I think I’ve come up with a pretty good solution which is both elegant, and also generic. Rather than trying to prevent the second traversal, if we just concentrate on eliminating redundant computation we can introduce a memoization function as follows.

  def memoize[F,T](f:F=>T):F=>T = {
    val hash = scala.collection.mutable.Map[F,T]()
    def mem(i:F):T = {
      hash.getOrElse(i, locally{
        val v:T = f(i)
        hash(i) = v
        v
      })
    }
    mem
  }

The function memoize takes a function, and returns a function of the same type, in particular the computed function is a drop-in replacement for the given function. Calling the function the first time with a particular argument, triggers computing the result. But calling the function a second time with the same input value, simply returns the previously computed result.

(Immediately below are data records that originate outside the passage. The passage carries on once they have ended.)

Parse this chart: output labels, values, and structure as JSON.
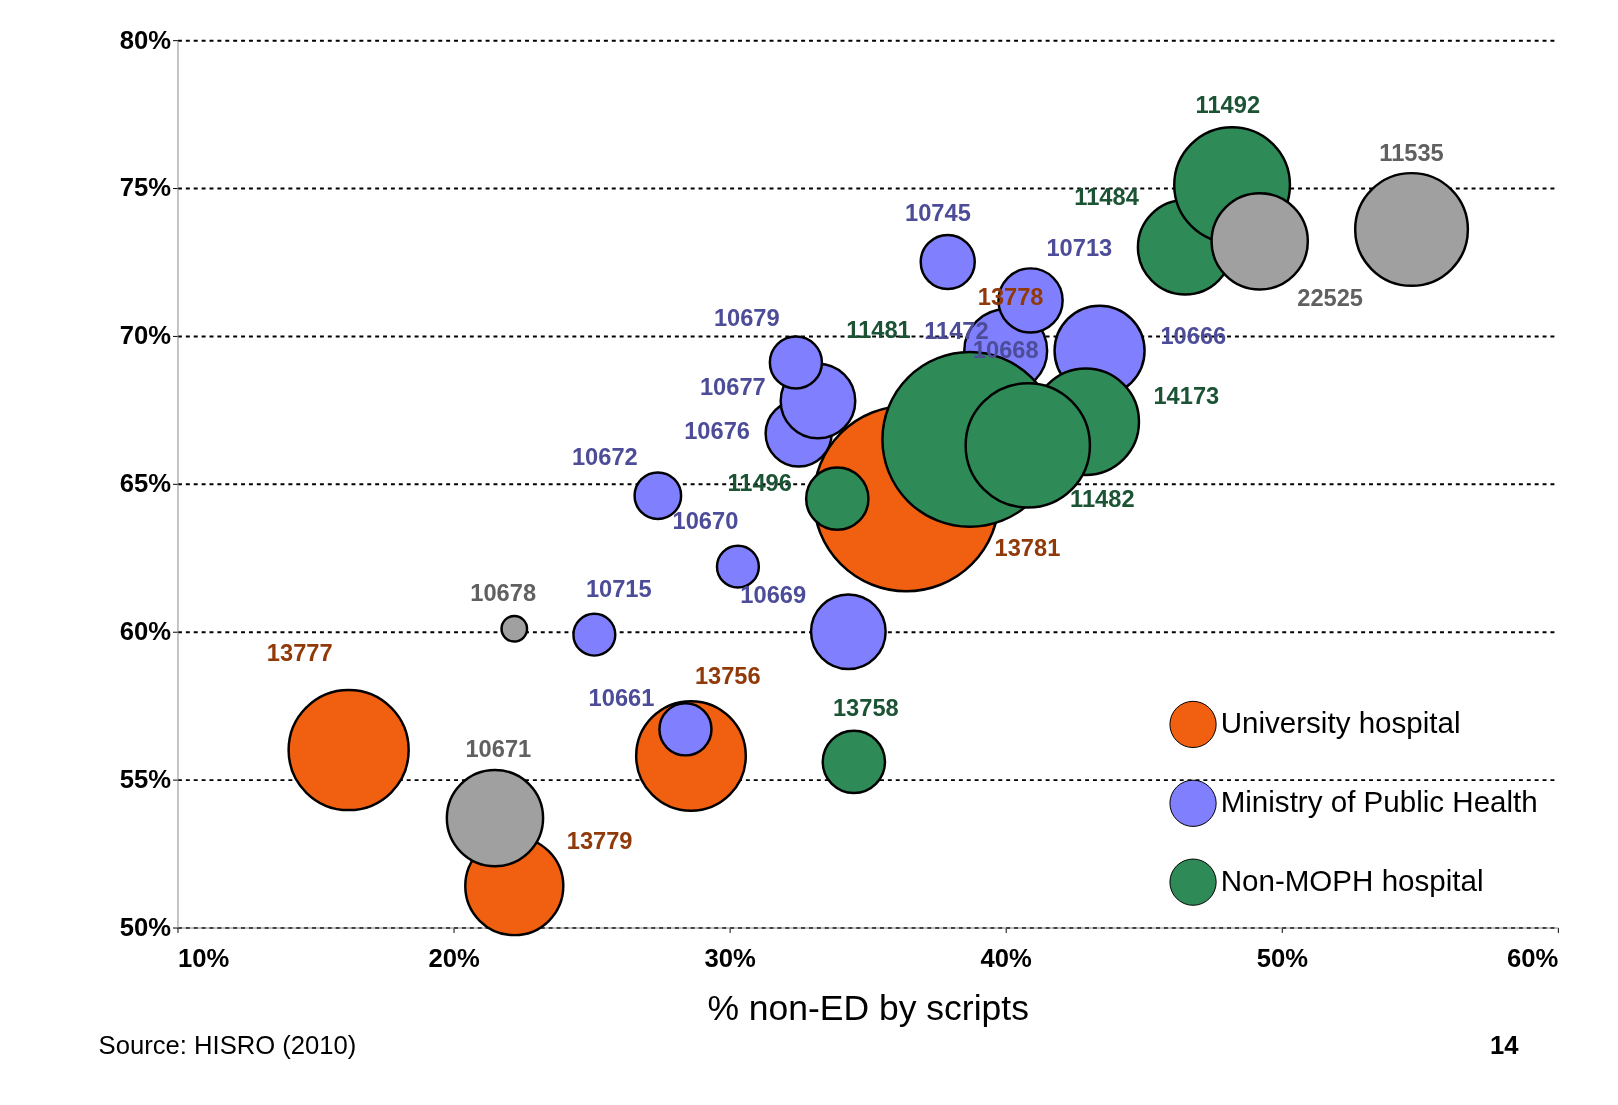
{
  "chart_data": {
    "type": "bubble",
    "xlabel": "% non-ED by scripts",
    "xlim": [
      10,
      60
    ],
    "xticks": [
      {
        "value": 10,
        "label": "10%"
      },
      {
        "value": 20,
        "label": "20%"
      },
      {
        "value": 30,
        "label": "30%"
      },
      {
        "value": 40,
        "label": "40%"
      },
      {
        "value": 50,
        "label": "50%"
      },
      {
        "value": 60,
        "label": "60%"
      }
    ],
    "ylim": [
      50,
      80
    ],
    "yticks": [
      {
        "value": 50,
        "label": "50%"
      },
      {
        "value": 55,
        "label": "55%"
      },
      {
        "value": 60,
        "label": "60%"
      },
      {
        "value": 65,
        "label": "65%"
      },
      {
        "value": 70,
        "label": "70%"
      },
      {
        "value": 75,
        "label": "75%"
      },
      {
        "value": 80,
        "label": "80%"
      }
    ],
    "grid": "y",
    "legend": "bottom right",
    "series": [
      {
        "name": "University hospital",
        "color": "#f06010",
        "x": [
          16.2,
          22.2,
          28.6,
          36.4
        ],
        "values": [
          56.0,
          51.4,
          55.8,
          64.5
        ],
        "sizes": [
          0.42,
          0.28,
          0.35,
          1
        ]
      },
      {
        "name": "Ministry of Public Health",
        "color": "#8080ff",
        "x": [
          25.1,
          28.4,
          27.4,
          30.3,
          34.3,
          32.5,
          33.2,
          32.4,
          40.0,
          43.4,
          37.9,
          40.9
        ],
        "values": [
          59.9,
          56.7,
          64.6,
          62.2,
          60.0,
          66.7,
          67.8,
          69.1,
          69.5,
          69.5,
          72.5,
          71.2
        ],
        "sizes": [
          0.051,
          0.079,
          0.063,
          0.051,
          0.162,
          0.127,
          0.162,
          0.079,
          0.2,
          0.236,
          0.085,
          0.12
        ]
      },
      {
        "name": "Non-MOPH hospital",
        "color": "#2e8b57",
        "x": [
          34.5,
          33.9,
          38.7,
          42.9,
          40.8,
          46.5,
          48.2
        ],
        "values": [
          55.6,
          64.5,
          66.5,
          67.1,
          66.3,
          73.0,
          75.1
        ],
        "sizes": [
          0.113,
          0.113,
          0.89,
          0.33,
          0.45,
          0.26,
          0.39
        ]
      },
      {
        "color": "#a0a0a0",
        "x": [
          21.5,
          22.2,
          49.2,
          54.7
        ],
        "values": [
          53.7,
          60.1,
          73.2,
          73.6
        ],
        "sizes": [
          0.27,
          0.019,
          0.27,
          0.37
        ]
      }
    ],
    "annotations": [
      "Source: HISRO (2010)",
      "14",
      "13778",
      "11472",
      "13777",
      "13781",
      "11481",
      "11482",
      {
        "text": "13779",
        "x": 22.2,
        "y": 51.4
      },
      {
        "text": "13756",
        "x": 28.6,
        "y": 55.8
      },
      {
        "text": "10715",
        "x": 25.1,
        "y": 59.9
      },
      {
        "text": "10661",
        "x": 28.4,
        "y": 56.7
      },
      {
        "text": "10672",
        "x": 27.4,
        "y": 64.6
      },
      {
        "text": "10670",
        "x": 30.3,
        "y": 62.2
      },
      {
        "text": "10669",
        "x": 34.3,
        "y": 60.0
      },
      {
        "text": "10676",
        "x": 32.5,
        "y": 66.7
      },
      {
        "text": "10677",
        "x": 33.2,
        "y": 67.8
      },
      {
        "text": "10679",
        "x": 32.4,
        "y": 69.1
      },
      {
        "text": "10668",
        "x": 40.0,
        "y": 69.5
      },
      {
        "text": "10666",
        "x": 43.4,
        "y": 69.5
      },
      {
        "text": "10745",
        "x": 37.9,
        "y": 72.5
      },
      {
        "text": "10713",
        "x": 40.9,
        "y": 71.2
      },
      {
        "text": "13758",
        "x": 34.5,
        "y": 55.6
      },
      {
        "text": "11496",
        "x": 33.9,
        "y": 64.5
      },
      {
        "text": "14173",
        "x": 42.9,
        "y": 67.1
      },
      {
        "text": "11484",
        "x": 46.5,
        "y": 73.0
      },
      {
        "text": "11492",
        "x": 48.2,
        "y": 75.1
      },
      {
        "text": "10671",
        "x": 21.5,
        "y": 53.7
      },
      {
        "text": "10678",
        "x": 22.2,
        "y": 60.1
      },
      {
        "text": "22525",
        "x": 49.2,
        "y": 73.2
      },
      {
        "text": "11535",
        "x": 54.7,
        "y": 73.6
      }
    ]
  }
}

The function is inspired by the Clojure function of the same name.

With the function, memoize, being defined. The forall/exists example looks like this:

def f(x:Int):Int = {
  println(s"looking at x=$x")
  x + 1
}
val v = Seq(1,3,2,4,3,5,4)
val ff = memoize(f)
v.exists(a => ff(a) > 3)
v.forall(a => ff(a) > 0)

And the output looks like this. I.e., only x=1 and x=3 is computed in the call to v.exists, and in the call to v.forall x=1 and x=3 are not recomputed, but x=2,4, and 5 are computed.

f: (x: Int)Int



v: Seq[Int] = List(1, 3, 2, 4, 3, 5, 4)
ff: Int => Int = <function>
looking at x=1
looking at x=3
res0: Boolean = true
looking at x=2
looking at x=4
looking at x=5
res1: Boolean = true

Using the memoize function, I can rewrite the methods, inhabited, disjointDown, and subtypep as follows:

case class UnionType(U: Type*) extends Type {

  override def inhabited:Option[Boolean] = {
    val i = memoize((s:Type) => s.inhabited)
    if (U.exists(i(_).contains(true)))
      Some(true)
    else if (U.forall(i(_).contains(false)))
      Some(false)
    else
      super.inhabited
  }
  // UnionType(U: Type*)
  override protected def disjointDown(t: Type): Option[Boolean] = {
    val d = memoize((s:Type) => s.disjoint(t))
    if (U.forall(d(_).contains(true)))
      Some(true)
    else if (U.exists(d(_).contains(false)))
      Some(false)
    else
      super.disjointDown(t)
  }

  // UnionType(U: Type*)
  override def subtypep(t: Type): Option[Boolean] = {
    val s = memoize((s:Type) => s.subtypep(t))
    if (U.forall(s(_).contains(true)))
      Some(true)
    else if (U.exists(s(_).contains(false)))
      Some(false)
    else
      super.subtypep(t)
  }
}

This could be simplified using #getOrElseUpdate().

Which is exactly the behavior you’d get from Stream/LazyList.

1 Like

Thanks. good suggestion.

Correct. Except I think my solution is a bit more general in the sense that the behavior I’ve implemented is associated with the function, not with the type of data structure its values are stored in. And if the same value happens to appear multiple times in the list, the lazy list approach would call the function multiple times.

Right, that’s an advantage, indeed.

If you are open to using cats, you can just use Eval.later.